Quickly skimming through the discussion, it looks like the source of the issue is iOS13 supports the pointer events spec, so Leaflet partially takes code paths that we optimized specifically for legacy IE mobile browsers where the usual touch events weren't available.

Agent string sniffing like in #6827 isn't very reliable (can break at any moment); fixing pointer events like in #6855 might be better but still very risky considering we never intended for pointer code paths to work in modern browsers when we wrote that code; maybe we should try disabling pointer events completely if we detected earlier that regular touch events work properly (so, something like export var pointer = !webkit && !!(window.PointerEvent || msPointer))?

That sounds good, especially if the pointer events' code isn't as recent as I expected. I'll update my PR with your proposed patch (just tested on iPad and iPhone with iOS 13 and it works on both).

Thank you, Filipe

graouts commented 4 years ago

From a standards point of view, using Pointer Events (where available) rather than touch events is preferable as it is a W3C standard and not a vendor-specific technology.

From a technical point of view, at least for the iOS implementation, there are performance implications. Touch events are always dispatched synchronously, so any JS work performed as a result of handling them will be blocking and may yield inferior responsiveness. Pointer Events were designed in such a way that they can be implemented asynchronously, and on iOS they are.

Two things worth considering, maybe not for this particular issue, but worth keeping in mind for the future.

eliboni commented 4 years ago

could it be that fix #6855 does not work on markers? I'm getting reports that a long tap on a marker does not trigger contextmenu but the share/copy OS menu appears...

filcab commented 4 years ago

Hi @eliboni, It seems you need to use -webkit-touch-callout: none; (or similar... I'm bad at this πŸ˜…) on the elements. Unsure on which, though. Adding * { -webkit-touch-callout: none; } worked on my test (contextmenu event triggered on a marker, using an iPhone). Adjust as you need.

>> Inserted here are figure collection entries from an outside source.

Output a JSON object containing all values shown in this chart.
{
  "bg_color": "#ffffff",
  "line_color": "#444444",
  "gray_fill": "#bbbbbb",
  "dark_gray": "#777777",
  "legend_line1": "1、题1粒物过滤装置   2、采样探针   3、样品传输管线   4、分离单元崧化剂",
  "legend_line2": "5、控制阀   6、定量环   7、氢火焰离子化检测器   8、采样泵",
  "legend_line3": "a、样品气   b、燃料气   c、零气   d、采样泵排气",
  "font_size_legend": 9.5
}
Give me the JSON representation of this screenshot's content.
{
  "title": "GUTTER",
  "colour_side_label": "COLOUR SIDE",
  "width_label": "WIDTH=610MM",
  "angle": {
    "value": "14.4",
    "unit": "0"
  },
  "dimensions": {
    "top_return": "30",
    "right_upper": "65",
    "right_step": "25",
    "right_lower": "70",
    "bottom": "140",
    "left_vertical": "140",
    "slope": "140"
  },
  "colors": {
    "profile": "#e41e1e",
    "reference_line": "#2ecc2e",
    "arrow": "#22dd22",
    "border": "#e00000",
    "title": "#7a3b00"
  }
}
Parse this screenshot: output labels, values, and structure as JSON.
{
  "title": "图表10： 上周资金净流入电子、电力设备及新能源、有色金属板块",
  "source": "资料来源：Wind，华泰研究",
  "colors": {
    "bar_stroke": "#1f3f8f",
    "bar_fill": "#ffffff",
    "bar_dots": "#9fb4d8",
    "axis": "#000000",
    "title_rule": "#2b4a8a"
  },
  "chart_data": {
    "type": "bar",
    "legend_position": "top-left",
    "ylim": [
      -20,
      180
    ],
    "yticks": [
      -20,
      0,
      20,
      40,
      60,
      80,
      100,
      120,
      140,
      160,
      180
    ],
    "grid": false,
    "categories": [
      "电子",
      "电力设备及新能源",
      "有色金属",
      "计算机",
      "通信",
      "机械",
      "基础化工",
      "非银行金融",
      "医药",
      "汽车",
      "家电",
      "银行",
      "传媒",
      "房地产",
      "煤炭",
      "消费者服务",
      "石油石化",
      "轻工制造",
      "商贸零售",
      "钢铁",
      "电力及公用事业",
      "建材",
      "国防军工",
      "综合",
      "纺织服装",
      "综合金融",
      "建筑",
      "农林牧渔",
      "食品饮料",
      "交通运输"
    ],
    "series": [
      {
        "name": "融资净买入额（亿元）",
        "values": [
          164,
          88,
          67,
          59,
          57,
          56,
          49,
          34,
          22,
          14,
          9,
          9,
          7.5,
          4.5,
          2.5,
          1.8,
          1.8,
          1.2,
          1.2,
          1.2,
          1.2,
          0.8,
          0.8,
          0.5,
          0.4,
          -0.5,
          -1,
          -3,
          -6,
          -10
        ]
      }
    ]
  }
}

Bitxenio commented 4 years ago

Hi, I don't be able to work the double tap zoom with Leaflet.js. I just read this post, but I not found the solution. Can any one help me please?

Best Regards Kandy.

Bitxenio commented 4 years ago

Finally I found the solution:

We need to update to leaflet 1.5 and enable de Tap on the:

new L.map("mapid",{ attributionControl: false, zoomControl: false, tap: true });

and works fine.

Best Regards

rwillett commented 4 years ago

@bitxenio,

I'm afraid it doesn't work for me using 1.5.1

I'm back to writing my own handler for now as IOS 13.2 also doesn't seem to work either :(

filcab commented 4 years ago

@rwillett, @Bitxenio : What code are you using? Both of you mention specific versions of leaflet. The fix for PR#6855, committed in October, isn't in the latest release, which was back in May.

Are you using master?

Thank you, Filipe

rwillett commented 4 years ago

Ah! We used the official release. We didn't realise that PR#6855 wasn't included. Our fault.

We downloaded the dev branch and we'll try that,

Thanks

Rob

rwillett commented 4 years ago

We downloaded 1.6-dev and it works fine. Both the double tap and the context-menu on ios 13.2.

Thanks for the help, appreciate it.

Rob

cherniavskii commented 4 years ago

Released in 1.6.0

johnd0e commented 4 years ago

maybe we should try disabling pointer events completely if we detected earlier that regular touch events work properly (so, something like export var pointer = !webkit && !!(window.PointerEvent || msPointer))?